From all of my data, I build a correlation matrix $C=[\rho_{ij}]$ which contains the correlation coefficient of the $i^{\text{th}}$ and $j^{\text{th}}$ variable in the $ij$-entry. I want to view this matrix as an edge-weighted graph and perform clustering. A "positive" clique would correspond to a number of pairwise positively correlated variables. It is clear that many variables can be pairwise positively correlated; so I could potentially see large "positive" cliques in the graph.

My question is: How many variables could I see that are pairwise negatively correlated? Intuition tells me probably only 2. But I cannot prove this. Basically, I want to define "negative" cliques--a set of nodes all of whose edges are weighted with (nearly) $-1$, and I want to know how large my "negative" cliques could be.

Edit: Perhaps a better way to ask the question is: to what degree can "anti-correlation" be transitive? I.e. if $x$ is (strongly) anti-correlated to $y$, and $y$ is (strongly) anti-correlated to $z$, how strongly can $x$ and $z$ be anti-correlated?

Also, if there is a way to say how large this "negative" clique could be as a function of how near the edge weights are to $-1$ that would be helpful.
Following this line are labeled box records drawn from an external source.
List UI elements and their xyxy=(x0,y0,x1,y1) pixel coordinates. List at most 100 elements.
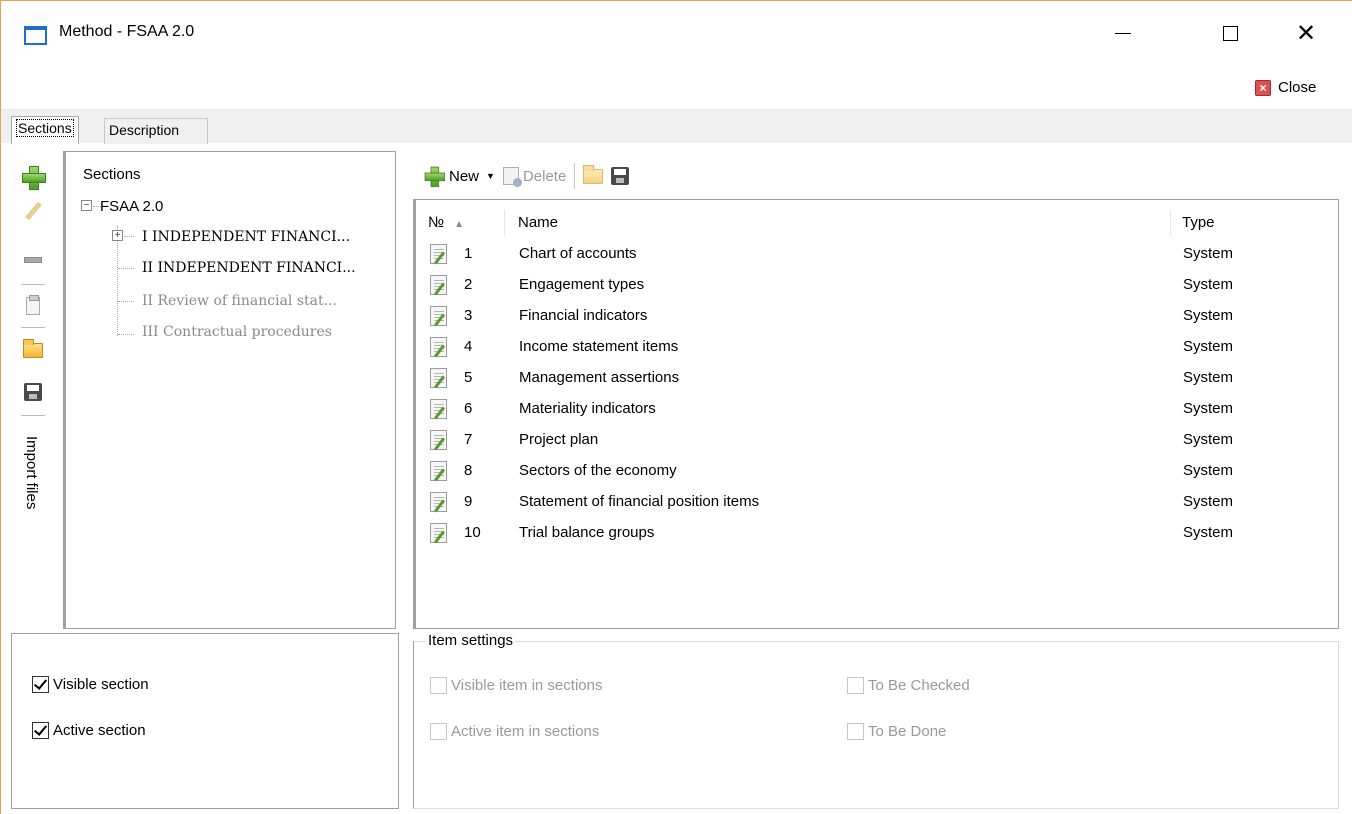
cell-type: System xyxy=(1183,369,1234,386)
checkbox-unchecked-icon xyxy=(847,723,864,740)
visible-item-in-sections-checkbox[interactable]: Visible item in sections xyxy=(430,677,602,694)
sections-toolbar xyxy=(13,151,53,626)
collapse-root-icon[interactable]: − xyxy=(81,200,92,211)
tab-bar: Sections Description xyxy=(1,109,1352,144)
cell-name: Financial indicators xyxy=(519,307,648,324)
close-label: Close xyxy=(1278,79,1317,96)
to-be-done-checkbox[interactable]: To Be Done xyxy=(847,723,946,740)
cell-number: 5 xyxy=(464,369,473,386)
to-be-checked-checkbox[interactable]: To Be Checked xyxy=(847,677,970,694)
delete-icon xyxy=(502,167,522,187)
edit-icon xyxy=(24,201,42,221)
window-app-icon xyxy=(24,26,47,45)
tree-item-2[interactable]: II INDEPENDENT FINANCI... xyxy=(142,260,356,276)
table-row[interactable]: 9 Statement of financial position items Sy… xyxy=(416,487,1336,518)
tree-connector xyxy=(118,268,134,269)
cell-name: Sectors of the economy xyxy=(519,462,677,479)
toolbar-separator xyxy=(21,284,45,285)
cell-number: 8 xyxy=(464,462,473,479)
open-folder-icon xyxy=(583,164,604,184)
checkbox-unchecked-icon xyxy=(430,723,447,740)
active-section-checkbox[interactable]: Active section xyxy=(32,722,146,739)
cell-name: Trial balance groups xyxy=(519,524,655,541)
tree-item-3[interactable]: II Review of financial stat... xyxy=(142,293,337,309)
column-header-name[interactable]: Name xyxy=(518,214,558,231)
maximize-button[interactable] xyxy=(1207,15,1253,51)
document-edit-icon xyxy=(430,430,447,450)
table-row[interactable]: 2 Engagement types System xyxy=(416,270,1336,301)
window-close-button[interactable]: ✕ xyxy=(1283,15,1329,51)
toolbar-separator xyxy=(21,415,45,416)
document-edit-icon xyxy=(430,306,447,326)
expand-item-icon[interactable]: + xyxy=(112,230,123,241)
column-header-type[interactable]: Type xyxy=(1182,214,1215,231)
cell-number: 10 xyxy=(464,524,481,541)
save-button[interactable] xyxy=(611,167,630,185)
column-separator[interactable] xyxy=(1170,210,1171,236)
sort-ascending-icon: ▲ xyxy=(454,219,464,230)
tree-item-1[interactable]: I INDEPENDENT FINANCI... xyxy=(142,229,350,245)
remove-section-button[interactable] xyxy=(21,248,45,272)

The idea that there largest negative clique has 2 vertices is working on the assumption that I only have an edge when the weight is exactly $-1$. If I relax that to an edge when the weight is smaller than $-1+\epsilon$ (small $\epsilon$) then I can probably have slightly more than 2 vertices--how many more is the question (and how does that related to $\epsilon$).